Final Report Summary - ORGANOMETALLICSWITCH (metal-carbene complexes for the synthesis of molecular switches and devices)
As ligands, we considered imidazolium-derived N-hetercyclic carbenes (NHCs) to be particularly promising, as the potential for M=C carbene-type π bonding may further stimulate electronic communication between the metal center and remote donor/acceptor sites located at the ligand periphery (Fig. 1). In addition, the strong donor ability and covalent character of the ligand-metal bond should provide further advantages for the fabrication of materials, such as increased stability of the coordinated metal center.
The objective of the research project was to evaluate the applicability of NHC-complexes in molecular electronics, i.e. for the synthesis of molecular switches, electroactive materials and ultimatively devices.
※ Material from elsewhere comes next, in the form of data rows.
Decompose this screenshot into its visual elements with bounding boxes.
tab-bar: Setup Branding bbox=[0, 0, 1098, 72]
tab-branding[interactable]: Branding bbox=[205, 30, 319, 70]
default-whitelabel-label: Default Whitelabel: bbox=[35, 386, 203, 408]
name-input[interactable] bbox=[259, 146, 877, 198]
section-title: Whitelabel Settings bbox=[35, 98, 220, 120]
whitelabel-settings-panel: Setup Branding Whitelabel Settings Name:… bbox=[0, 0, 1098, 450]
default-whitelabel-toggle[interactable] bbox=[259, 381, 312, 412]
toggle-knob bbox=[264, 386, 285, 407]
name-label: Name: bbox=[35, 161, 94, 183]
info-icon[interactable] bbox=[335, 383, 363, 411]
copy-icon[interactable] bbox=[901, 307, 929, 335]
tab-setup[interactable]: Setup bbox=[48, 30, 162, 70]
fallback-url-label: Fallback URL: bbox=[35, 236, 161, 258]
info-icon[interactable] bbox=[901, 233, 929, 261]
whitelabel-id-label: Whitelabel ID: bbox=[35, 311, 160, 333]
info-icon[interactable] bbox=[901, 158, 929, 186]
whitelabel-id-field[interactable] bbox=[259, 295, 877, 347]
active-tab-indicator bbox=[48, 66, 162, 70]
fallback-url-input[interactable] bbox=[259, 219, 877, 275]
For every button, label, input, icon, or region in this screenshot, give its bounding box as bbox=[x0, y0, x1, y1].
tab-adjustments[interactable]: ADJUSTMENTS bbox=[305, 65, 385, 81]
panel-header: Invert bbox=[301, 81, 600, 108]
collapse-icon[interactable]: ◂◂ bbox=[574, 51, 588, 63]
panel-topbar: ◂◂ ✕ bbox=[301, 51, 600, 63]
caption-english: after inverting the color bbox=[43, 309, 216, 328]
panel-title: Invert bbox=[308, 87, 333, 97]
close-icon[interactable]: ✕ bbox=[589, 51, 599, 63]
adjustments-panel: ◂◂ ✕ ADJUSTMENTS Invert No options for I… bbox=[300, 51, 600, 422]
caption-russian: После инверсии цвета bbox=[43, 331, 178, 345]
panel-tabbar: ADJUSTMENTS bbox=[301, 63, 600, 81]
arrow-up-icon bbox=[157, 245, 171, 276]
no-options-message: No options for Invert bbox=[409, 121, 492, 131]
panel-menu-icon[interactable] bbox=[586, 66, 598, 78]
Despite the evidence for carbene-type π bonding in such complexes,[3] preliminary tests surprisingly suggested low electron mobilities through ditopic delocalised NHC linkers.[4] This was reflected by very weak electronic coupling of the linked metal sites in complexes of the kind represented in Figure 2 (left). It was reasoned that the geometry around the complex does not allow an optimal orbital overlap at the metal-ligand interface.
In order to investigate this assumption, we synthesised model compounds with a octahedral coordination sphere and 2-pyridyl wingtip groups (Figure 2 - right) which ensure a beneficial mutual orientation of the linker and the metal sites. Electrochemical and spektro-electrochemical analysis proved enhanced electrochemical communication and remarkable stability, which renders these compounds useful as multi-state switches. In conclusion, these results suggest that NHCs can indeed be useful building blocks for molecular electronics but it is critical to pay attention to the coordination geometry.
During the elaborate synthesis of above model compounds, we ensured facile functionalisation of the ditopic ligand. Efforts to exploit the electrochemical properties of these complexes in self-assembled materials are under way.